Finra has issued an investor alert on changes to required minimum distributions from retirement savings accounts in light of the Secure Act of 2019.
For starters, the industry’s self-regulator directs its website visitors to the IRS’ own FAQs on the issue, adding that for those who have a 401(k) or another type of employer-sponsored plan, the plan sponsor or administrator should calculate the RMD for them. Finra also suggests that readers of its FAQ may want to turn to a tax professional.
But the SRO also offers answers to some typical questions.

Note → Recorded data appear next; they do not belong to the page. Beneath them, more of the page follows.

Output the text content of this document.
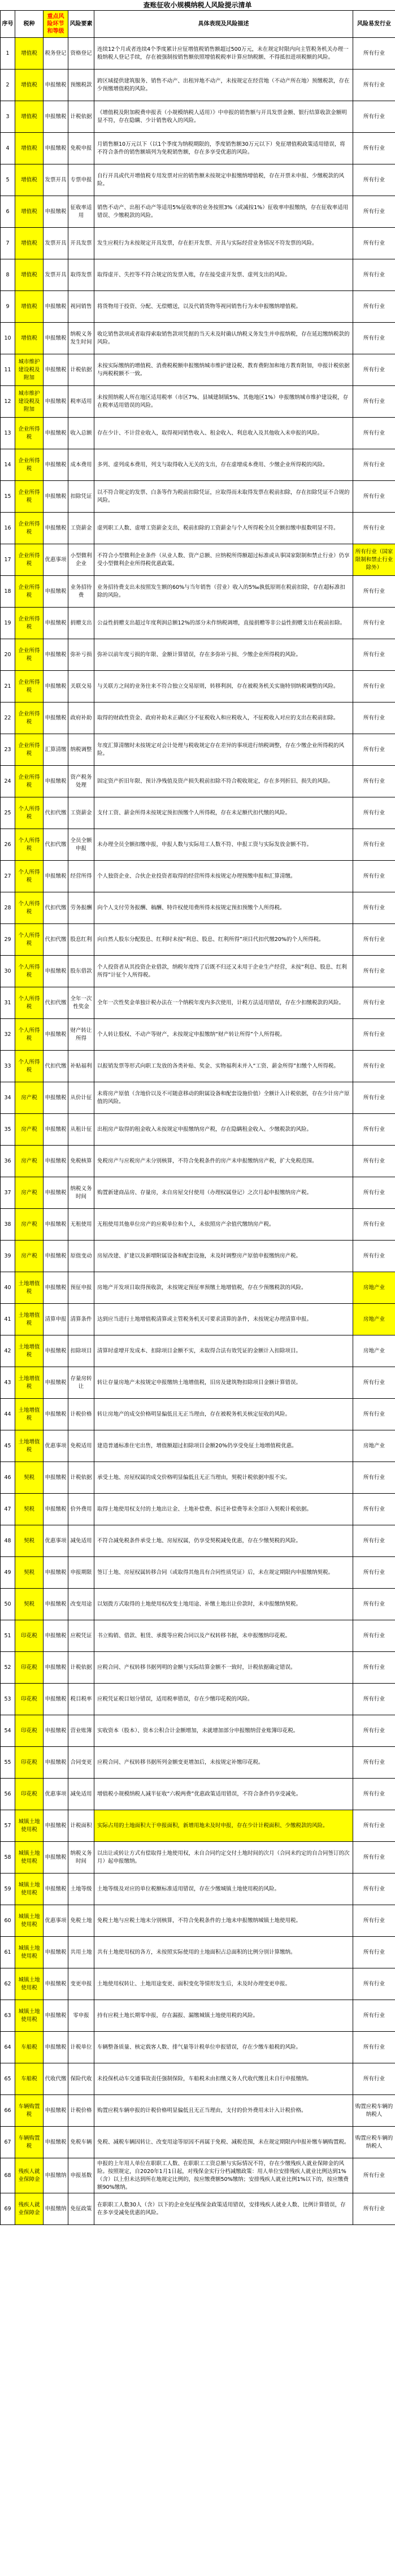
查账征收小规模纳税人风险提示清单
序号	税种	重点风险环节和等级	风险要素	具体表现及风险描述	风险易发行业
1	增值税	税务登记	资格登记	连续12个月或者连续4个季度累计应征增值税销售额超过500万元，未在规定时限内向主管税务机关办理一般纳税人登记手续，存在被强制按销售额依照增值税税率计算应纳税额、不得抵扣进项税额的风险。	所有行业
2	增值税	申报缴税	预缴税款	跨区域提供建筑服务、销售不动产、出租异地不动产，未按规定在经营地（不动产所在地）预缴税款，存在少预缴增值税的风险。	所有行业
3	增值税	申报缴税	计税依据	《增值税及附加税费申报表（小规模纳税人适用）》中申报的销售额与开具发票金额、银行结算收款金额明显不符，存在隐瞒、少计销售收入的风险。	所有行业
4	增值税	申报缴税	免税申报	月销售额10万元以下（以1个季度为纳税期限的，季度销售额30万元以下）免征增值税政策适用错误，将不符合条件的销售额填列为免税销售额，存在多享受优惠的风险。	所有行业
5	增值税	发票开具	专票申报	自行开具或代开增值税专用发票对应的销售额未按规定申报缴纳增值税，存在开票未申报、少缴税款的风险。	所有行业
6	增值税	申报缴税	征收率适用	销售不动产、出租不动产等适用5%征收率的业务按照3%（或减按1%）征收率申报缴纳，存在征收率适用错误、少缴税款的风险。	所有行业
7	增值税	发票开具	开具发票	发生应税行为未按规定开具发票，存在拒开发票、开具与实际经营业务情况不符发票的风险。	所有行业
8	增值税	发票开具	取得发票	取得虚开、失控等不符合规定的发票入账，存在接受虚开发票、虚列支出的风险。	所有行业
9	增值税	申报缴税	视同销售	将货物用于投资、分配、无偿赠送，以及代销货物等视同销售行为未申报缴纳增值税。	所有行业
10	增值税	申报缴税	纳税义务发生时间	收讫销售款项或者取得索取销售款项凭据的当天未及时确认纳税义务发生并申报纳税，存在延迟缴纳税款的风险。	所有行业
11	城市维护建设税及附加	申报缴税	计税依据	未按实际缴纳的增值税、消费税税额申报缴纳城市维护建设税、教育费附加和地方教育附加，申报计税依据与两税税额不一致。	所有行业
12	城市维护建设税及附加	申报缴税	税率适用	未按照纳税人所在地区适用税率（市区7%、县城建制镇5%、其他地区1%）申报缴纳城市维护建设税，存在税率适用错误的风险。	所有行业
13	企业所得税	申报缴税	收入总额	存在少计、不计营业收入，取得视同销售收入、租金收入、利息收入及其他收入未申报的风险。	所有行业
14	企业所得税	申报缴税	成本费用	多列、虚列成本费用，列支与取得收入无关的支出，存在虚增成本费用、少缴企业所得税的风险。	所有行业
15	企业所得税	申报缴税	扣除凭证	以不符合规定的发票、白条等作为税前扣除凭证，应取得而未取得发票在税前扣除，存在扣除凭证不合规的风险。	所有行业
16	企业所得税	申报缴税	工资薪金	虚列职工人数、虚增工资薪金支出，税前扣除的工资薪金与个人所得税全员全额扣缴申报数明显不符。	所有行业
17	企业所得税	优惠事项	小型微利企业	不符合小型微利企业条件（从业人数、资产总额、应纳税所得额超过标准或从事国家限制和禁止行业）仍享受小型微利企业所得税优惠政策。	所有行业（国家限制和禁止行业除外）
18	企业所得税	申报缴税	业务招待费	业务招待费支出未按照发生额的60%与当年销售（营业）收入的5‰孰低原则在税前扣除，存在超标准扣除的风险。	所有行业
19	企业所得税	申报缴税	捐赠支出	公益性捐赠支出超过年度利润总额12%的部分未作纳税调增，直接捐赠等非公益性捐赠支出在税前扣除。	所有行业
20	企业所得税	申报缴税	弥补亏损	弥补以前年度亏损的年限、金额计算错误，存在多弥补亏损、少缴企业所得税的风险。	所有行业
21	企业所得税	申报缴税	关联交易	与关联方之间的业务往来不符合独立交易原则，转移利润，存在被税务机关实施特别纳税调整的风险。	所有行业
22	企业所得税	申报缴税	政府补助	取得的财政性资金、政府补助未正确区分不征税收入和应税收入，不征税收入对应的支出在税前扣除。	所有行业
23	企业所得税	汇算清缴	纳税调整	年度汇算清缴时未按规定对会计处理与税收规定存在差异的事项进行纳税调整，存在少缴企业所得税的风险。	所有行业
24	企业所得税	申报缴税	资产税务处理	固定资产折旧年限、预计净残值及资产损失税前扣除不符合税收规定，存在多列折旧、损失的风险。	所有行业
25	个人所得税	代扣代缴	工资薪金	支付工资、薪金所得未按规定预扣预缴个人所得税，存在未足额代扣代缴的风险。	所有行业
26	个人所得税	代扣代缴	全员全额申报	未办理全员全额扣缴申报，申报人数与实际用工人数不符、申报工资与实际发放金额不符。	所有行业
27	个人所得税	申报缴税	经营所得	个人独资企业、合伙企业投资者取得的经营所得未按规定办理预缴申报和汇算清缴。	所有行业
28	个人所得税	代扣代缴	劳务报酬	向个人支付劳务报酬、稿酬、特许权使用费所得未按规定预扣预缴个人所得税。	所有行业
29	个人所得税	代扣代缴	股息红利	向自然人股东分配股息、红利时未按“利息、股息、红利所得”项目代扣代缴20%的个人所得税。	所有行业
30	个人所得税	申报缴税	股东借款	个人投资者从其投资企业借款，纳税年度终了后既不归还又未用于企业生产经营，未按“利息、股息、红利所得”计征个人所得税。	所有行业
31	个人所得税	代扣代缴	全年一次性奖金	全年一次性奖金单独计税办法在一个纳税年度内多次使用，计税方法适用错误，存在少扣缴税款的风险。	所有行业
32	个人所得税	申报缴税	财产转让所得	个人转让股权、不动产等财产，未按规定申报缴纳“财产转让所得”个人所得税。	所有行业
33	个人所得税	代扣代缴	补贴福利	以报销发票等形式向职工发放的各类补贴、奖金、实物福利未并入“工资、薪金所得”扣缴个人所得税。	所有行业
34	房产税	申报缴税	从价计征	未将房产原值（含地价以及不可随意移动的附属设备和配套设施价值）全额计入计税依据，存在少计房产原值的风险。	所有行业
35	房产税	申报缴税	从租计征	出租房产取得的租金收入未按规定申报缴纳房产税，存在隐瞒租金收入、少缴税款的风险。	所有行业
36	房产税	申报缴税	免税核算	免税房产与应税房产未分别核算，不符合免税条件的房产未申报缴纳房产税，扩大免税范围。	所有行业
37	房产税	申报缴税	纳税义务时间	购置新建商品房、存量房，未自房屋交付使用（办理权属登记）之次月起申报缴纳房产税。	所有行业
38	房产税	申报缴税	无租使用	无租使用其他单位房产的应税单位和个人，未依照房产余值代缴纳房产税。	所有行业
39	房产税	申报缴税	原值变动	房屋改建、扩建以及新增附属设备和配套设施，未及时调整房产原值申报缴纳房产税。	所有行业
40	土地增值税	申报缴税	预征申报	房地产开发项目取得预收款，未按规定预征率预缴土地增值税，存在少预缴税款的风险。	房地产业
41	土地增值税	清算申报	清算条件	达到应当进行土地增值税清算或主管税务机关可要求清算的条件，未按规定办理清算申报。	房地产业
42	土地增值税	申报缴税	扣除项目	清算时虚增开发成本、扣除项目金额不实，未取得合法有效凭证的金额计入扣除项目。	房地产业
43	土地增值税	申报缴税	存量房转让	转让存量房地产未按规定申报缴纳土地增值税，旧房及建筑物扣除项目金额计算错误。	所有行业
44	土地增值税	申报缴税	计税价格	转让房地产的成交价格明显偏低且无正当理由，存在被税务机关核定征收的风险。	所有行业
45	土地增值税	优惠事项	免税适用	建造普通标准住宅出售，增值额超过扣除项目金额20%仍享受免征土地增值税优惠。	房地产业
46	契税	申报缴税	计税依据	承受土地、房屋权属的成交价格明显偏低且无正当理由，契税计税依据申报不实。	所有行业
47	契税	申报缴税	价外费用	取得土地使用权支付的土地出让金、土地补偿费、拆迁补偿费等未全部计入契税计税依据。	所有行业
48	契税	优惠事项	减免适用	不符合减免税条件承受土地、房屋权属，仍享受契税减免优惠，存在少缴契税的风险。	所有行业
49	契税	申报缴税	申报期限	签订土地、房屋权属转移合同（或取得其他具有合同性质凭证）后，未在规定期限内申报缴纳契税。	所有行业
50	契税	申报缴税	改变用途	以划拨方式取得的土地使用权改变土地用途、补缴土地出让价款时，未申报缴纳契税。	所有行业
51	印花税	申报缴税	应税凭证	书立购销、借款、租赁、承揽等应税合同以及产权转移书据，未申报缴纳印花税。	所有行业
52	印花税	申报缴税	计税依据	应税合同、产权转移书据列明的金额与实际结算金额不一致时，计税依据确定错误。	所有行业
53	印花税	申报缴税	税目税率	应税凭证税目划分错误，适用税率错误，存在少缴印花税的风险。	所有行业
54	印花税	申报缴税	营业账簿	实收资本（股本）、资本公积合计金额增加，未就增加部分申报缴纳营业账簿印花税。	所有行业
55	印花税	申报缴税	合同变更	应税合同、产权转移书据所列金额变更增加后，未按规定补缴印花税。	所有行业
56	印花税	优惠事项	减免适用	增值税小规模纳税人减半征收“六税两费”优惠政策适用错误，不符合条件仍享受减免。	所有行业
57	城镇土地使用税	申报缴税	计税面积	实际占用的土地面积大于申报面积，新增用地未及时申报，存在少计计税面积、少缴税款的风险。	所有行业
58	城镇土地使用税	申报缴税	纳税义务时间	以出让或转让方式有偿取得土地使用权，未自合同约定交付土地时间的次月（合同未约定的自合同签订的次月）起申报缴纳。	所有行业
59	城镇土地使用税	申报缴税	土地等级	土地等级及对应的单位税额标准适用错误，存在少缴城镇土地使用税的风险。	所有行业
60	城镇土地使用税	优惠事项	免税土地	免税土地与应税土地未分别核算，不符合免税条件的土地未申报缴纳城镇土地使用税。	所有行业
61	城镇土地使用税	申报缴税	共用土地	共有土地使用权的各方，未按照实际使用的土地面积占总面积的比例分别计算缴纳。	所有行业
62	城镇土地使用税	申报缴税	变更申报	土地使用权转让、土地用途变更、面积变化等情形发生后，未及时办理变更申报。	所有行业
63	城镇土地使用税	申报缴税	零申报	持有应税土地长期零申报，存在漏报、漏缴城镇土地使用税的风险。	所有行业
64	车船税	申报缴税	计税单位	车辆整备质量、核定载客人数、排气量等计税单位申报错误，存在少缴车船税的风险。	所有行业
65	车船税	代收代缴	保险代收	未投保机动车交通事故责任强制保险，车船税未由扣缴义务人代收代缴且未自行申报缴纳。	所有行业
66	车辆购置税	申报缴税	计税价格	购置应税车辆申报的计税价格明显偏低且无正当理由，支付的价外费用未计入计税价格。	购置应税车辆的纳税人
67	车辆购置税	申报缴税	免税车辆	免税、减税车辆因转让、改变用途等原因不再属于免税、减税范围，未在规定期限内申报补缴车辆购置税。	购置应税车辆的纳税人
68	残疾人就业保障金	申报缴纳	申报基数	申报的上年用人单位在职职工人数、在职职工工资总额与实际情况不符，存在少缴残疾人就业保障金的风险。按照规定，自2020年1月1日起，对残保金实行分档减缴政策：用人单位安排残疾人就业比例达到1%（含）以上但未达到所在地规定比例的，按应缴费额50%缴纳；安排残疾人就业比例1%以下的，按应缴费额90%缴纳。	所有行业
69	残疾人就业保障金	申报缴纳	免征政策	在职职工人数30人（含）以下的企业免征残保金政策适用错误，安排残疾人就业人数、比例计算错误，存在多享受减免优惠的风险。	所有行业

Finra points out that the Secure Act mandates that people who turn 70 1/2 years old on or after Jan. 1, 2020, must start taking RMDs from traditional IRAs by April 1 of the year after they turn 72.
The SRO also clarifies that those who turned 70 1/2 in 2019 aren’t eligible for the Secure Act changes, and so must begin withdrawing money by April 1, 2020.
To help savers calculate their RMD, Finra sends them to an online IRS worksheet to determine the distribution period, and says the RMD is the total balance of the IRAs divided by that figure.
Finra also warns that failure to take the RMD, or to take it in full, can result in a 50% excise tax on the amount not distributed. The investor alert also points out that while it’s fine to take out more than the required minimum, anything above that — unless it was taxed before or is from qualified distributions from designated Roth accounts — would be treated as taxable income.
Finra also adds that any extra taken out above the RMD one year would not apply to the RMD in any future years. In addition, the SRO says that it’s “tricky” to determine whether the RMD can be taken out from one account instead of separately from each account, and it lays out the types of accounts that would fall under each requirement.
The SRO also says brokerage firms or other firms acting as custodians or trustees of traditional IRAs must calculate or offer to calculate RMDs for IRA owners and report those figures to the IRS.
The investor alert also states that firms that act as administrators to employer-sponsored retirement plans normally have the same obligations to plan participants.
Finra also includes answers to questions about RMDs for beneficiaries and RMDs in relation to annuities. It also reassures that “[a]ll is not lost” if savers or someone working with them make a mistake with the RMD calculations, noting that the IRS may waive penalties when the mistakes are “due to reasonable error.”